China has really broken Africa's heart this year, but that might well be good pain

India –Africa trade which stood at just $5 billion about a decade ago is forecast to surpass $100 billion this year. And Africa can look within.

IT has been a tough year for Africa. Take slumping commodity prices, major reliance on one export destination, China, added onto the effects of this Chinese economy slowing down appreciably in the last 18 months, and what you get is Africa increasingly bearing the brunt of the turmoil in Beijing. This is a classic case of China sneezing, and most of Africa catching a cold.

Little wonder, especially considering that Chinese investment into Africa significantly outstrips that of all other countries, accounting for as much as $3 to each $1 from the United States for instance. For Africa, the weak pace of growth in the Chinese economy has meant lower demand for its commodities, leading to Sino-Africa trade almost dropping by half from its peak during the 2013-2014 periods.

China which is Africa’s largest trading partner is now battling the effects of debt-fuelled expenditure which created overcapacity, misallocated expenditure and other structural deficiencies in its economy.

Fathom Consulting, a London-based independent think tank forecasts that Africa will be the worst affected continent as a result of the stuttering Chinese economy. The most vulnerable African countries will be those whose primary exports to China form a larger chunk of total GDP, especially those with a higher export similarity with China.

Using a matrix looking at various factors to determine which African countries most exposed to the China contagion, Fathom Consulting found out that Zambia and South Africa ranked first and second respectively, with countries like Angola, Sierra Leone and Liberia not too far behind.

Analysts concur that in order to eliminate poverty in Africa, a sustained growth of at least 7% annually is needed, but hampered by the current events gripping China, sub-Saharan Africa growth is projected to be only 3.0% this year and 3.5% in 2016 according to some estimates.

India steps in
With recent economic data showing that the value of Chinese imports fell 14.3% in the 12 months to August in renminbi terms, could India potentially be a more lucrative alternative export destination for Africa? Take Zambia for example, it is Africa’s second biggest copper exporter, and depends on the metal for at least 70% of its foreign exchange earnings and anywhere between 25-30% of government revenues.

India –Africa trade which stood at just $5 billion about a decade ago is forecast to surpass the $100 billion mark this year, highlighting the exponential growth in trade between Africa and India, whose biggest trading partners in Africa are Nigeria, Angola and South Africa.

India is the only BRICS member country on a sound footing economically at the moment, and is home to around 1.3 billion people – nearly as much as China – representing a ready market for some of Africa’s commodities. India only has 0.3% of the energy reserves it needs to support its massive economy. In 2010, India imported 75% of its oil reserves from Africa and this figure is expected to top 90% by 2025.

India has got a lot going for it, taking into account its favourable demographics. Its dependency ratio is declining and about 30% of its population is under the age of 14, unlike in China where the aging population will mean a higher dependency ratio and ultimately a lower consumption.

Going forward then, India might provide a market for Africa to tap into with its huge demand for energy as well as other commodities.
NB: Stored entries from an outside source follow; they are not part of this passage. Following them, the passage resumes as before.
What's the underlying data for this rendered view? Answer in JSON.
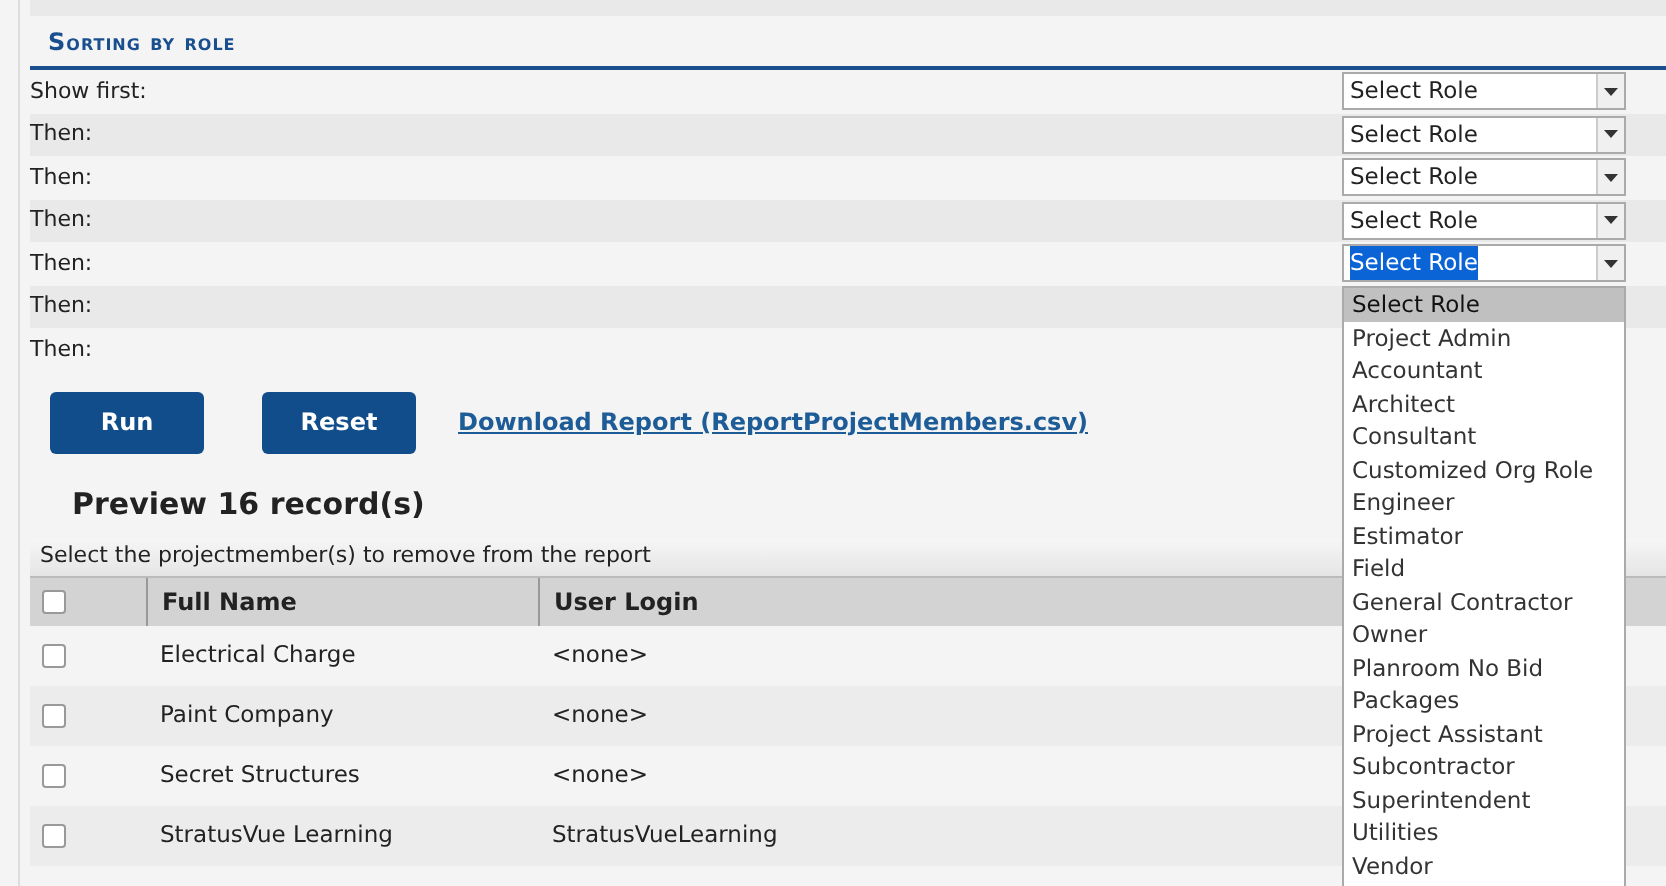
{
  "section_title": "Sorting by role",
  "sort_rows": [
    {
      "label": "Show first:",
      "value": "Select Role",
      "open": false
    },
    {
      "label": "Then:",
      "value": "Select Role",
      "open": false
    },
    {
      "label": "Then:",
      "value": "Select Role",
      "open": false
    },
    {
      "label": "Then:",
      "value": "Select Role",
      "open": false
    },
    {
      "label": "Then:",
      "value": "Select Role",
      "open": true
    },
    {
      "label": "Then:"
    },
    {
      "label": "Then:"
    }
  ],
  "dropdown_options": [
    {
      "label": "Select Role",
      "selected": true
    },
    {
      "label": "Project Admin",
      "selected": false
    },
    {
      "label": "Accountant",
      "selected": false
    },
    {
      "label": "Architect",
      "selected": false
    },
    {
      "label": "Consultant",
      "selected": false
    },
    {
      "label": "Customized Org Role",
      "selected": false
    },
    {
      "label": "Engineer",
      "selected": false
    },
    {
      "label": "Estimator",
      "selected": false
    },
    {
      "label": "Field",
      "selected": false
    },
    {
      "label": "General Contractor",
      "selected": false
    },
    {
      "label": "Owner",
      "selected": false
    },
    {
      "label": "Planroom No Bid Packages",
      "selected": false
    },
    {
      "label": "Project Assistant",
      "selected": false
    },
    {
      "label": "Subcontractor",
      "selected": false
    },
    {
      "label": "Superintendent",
      "selected": false
    },
    {
      "label": "Utilities",
      "selected": false
    },
    {
      "label": "Vendor",
      "selected": false
    }
  ],
  "buttons": [
    "Run",
    "Reset"
  ],
  "download_link": "Download Report (ReportProjectMembers.csv)",
  "preview_title": "Preview 16 record(s)",
  "instruction": "Select the projectmember(s) to remove from the report",
  "table": {
    "select_all_checked": false,
    "columns": [
      "Full Name",
      "User Login"
    ],
    "rows": [
      {
        "checked": false,
        "cells": [
          "Electrical Charge",
          "<none>"
        ]
      },
      {
        "checked": false,
        "cells": [
          "Paint Company",
          "<none>"
        ]
      },
      {
        "checked": false,
        "cells": [
          "Secret Structures",
          "<none>"
        ]
      },
      {
        "checked": false,
        "cells": [
          "StratusVue Learning",
          "StratusVueLearning"
        ]
      }
    ]
  }
}
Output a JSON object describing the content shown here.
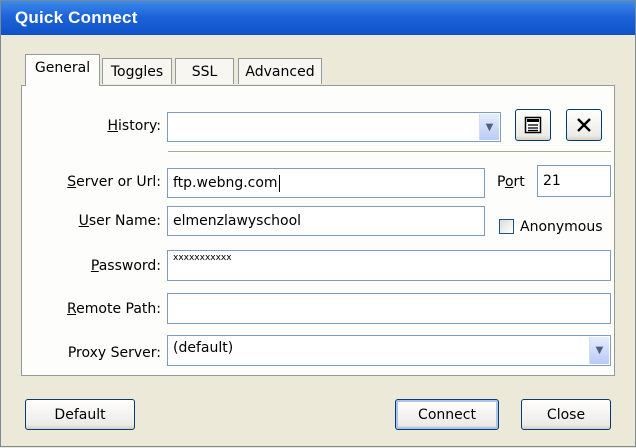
{
  "window": {
    "title": "Quick Connect"
  },
  "tabs": [
    {
      "label": "General",
      "active": true
    },
    {
      "label": "Toggles",
      "active": false
    },
    {
      "label": "SSL",
      "active": false
    },
    {
      "label": "Advanced",
      "active": false
    }
  ],
  "history": {
    "label_u": "H",
    "label_rest": "istory:",
    "value": ""
  },
  "server": {
    "label_u": "S",
    "label_rest": "erver or Url:",
    "value": "ftp.webng.com"
  },
  "port": {
    "label_pre": "P",
    "label_u": "o",
    "label_rest": "rt",
    "value": "21"
  },
  "username": {
    "label_u": "U",
    "label_rest": "ser Name:",
    "value": "elmenzlawyschool"
  },
  "anonymous": {
    "label": "Anonymous",
    "checked": false
  },
  "password": {
    "label_u": "P",
    "label_rest": "assword:",
    "value": "xxxxxxxxxxx"
  },
  "remote_path": {
    "label_u": "R",
    "label_rest": "emote Path:",
    "value": ""
  },
  "proxy": {
    "label": "Proxy Server:",
    "value": "(default)"
  },
  "buttons": {
    "default": "Default",
    "connect": "Connect",
    "close": "Close"
  },
  "icons": {
    "properties": "properties-icon",
    "delete": "delete-x-icon",
    "dropdown": "chevron-down-icon"
  }
}
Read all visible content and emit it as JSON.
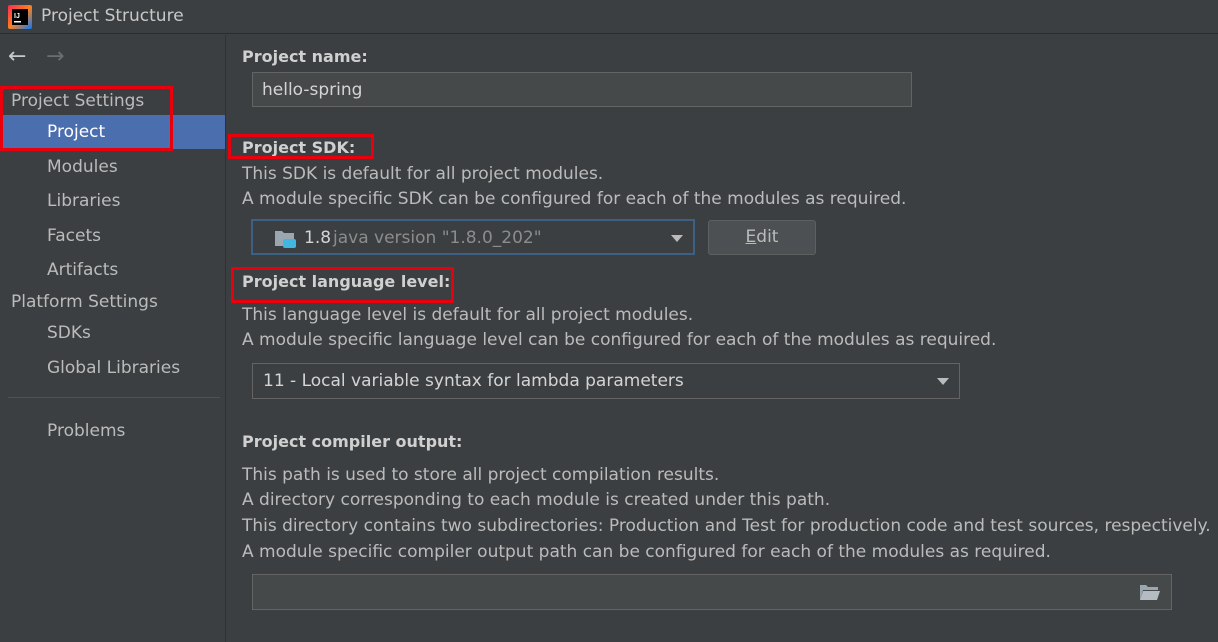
{
  "window": {
    "title": "Project Structure",
    "icon": "intellij-idea-icon"
  },
  "nav": {
    "back_icon": "arrow-left-icon",
    "forward_icon": "arrow-right-icon"
  },
  "sidebar": {
    "project_settings_header": "Project Settings",
    "project_settings_items": [
      "Project",
      "Modules",
      "Libraries",
      "Facets",
      "Artifacts"
    ],
    "platform_settings_header": "Platform Settings",
    "platform_settings_items": [
      "SDKs",
      "Global Libraries"
    ],
    "problems": "Problems",
    "selected": "Project"
  },
  "main": {
    "project_name": {
      "label": "Project name:",
      "value": "hello-spring"
    },
    "project_sdk": {
      "label": "Project SDK:",
      "desc1": "This SDK is default for all project modules.",
      "desc2": "A module specific SDK can be configured for each of the modules as required.",
      "selected_version": "1.8",
      "selected_detail": "java version \"1.8.0_202\"",
      "edit_button_prefix": "E",
      "edit_button_rest": "dit"
    },
    "language_level": {
      "label": "Project language level:",
      "desc1": "This language level is default for all project modules.",
      "desc2": "A module specific language level can be configured for each of the modules as required.",
      "selected": "11 - Local variable syntax for lambda parameters"
    },
    "compiler_output": {
      "label": "Project compiler output:",
      "desc1": "This path is used to store all project compilation results.",
      "desc2": "A directory corresponding to each module is created under this path.",
      "desc3": "This directory contains two subdirectories: Production and Test for production code and test sources, respectively.",
      "desc4": "A module specific compiler output path can be configured for each of the modules as required.",
      "value": ""
    }
  },
  "colors": {
    "background": "#3c3f41",
    "selection": "#4b6eaf",
    "highlight_box": "#e8000d",
    "text": "#bbbbbb"
  }
}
This would provide some much needed respite for African countries that have been left in the lurch by the slowdown in China’s economy.

Internal market
But maybe this is the wake up Africa needed, and that is a good thing, for the continent would also would do well to look within. It’s no secret that Africa’s one billion plus population is a vast market that can be a powerful engine for growth, but several bottlenecks have meant that intra-African trade has failed to take off in a meaningful manner. 

Regional integration and the removal of barriers inhibiting trade within Africa would need to be implemented with a view towards creating sustainably diversified African economies that will not suffer the caprices of reliance on one large trade partner.

Recent data however, shows that intra-African trade stands at a paltry 12% of countries’ total trade. By comparison, 60% of Europe’s trade is within itself and so is the case with Asia and even North America. Intra-African trade would present a good opportunity for most African countries to make the necessary structural changes in a focused move towards creating more diverse economies.

These reforms are necessary in ensuring that Africa’s growth story progresses unchecked, in consideration of its fast growing and youthful population.

For now however, as China’s economic “hard landing” continues to unfold, the turbulence this has created in Africa will continue, particularly for those countries that are heavily dependent on China trade. The situation in China will likely get worse before it gets better, although Beijing insists that the worst is over.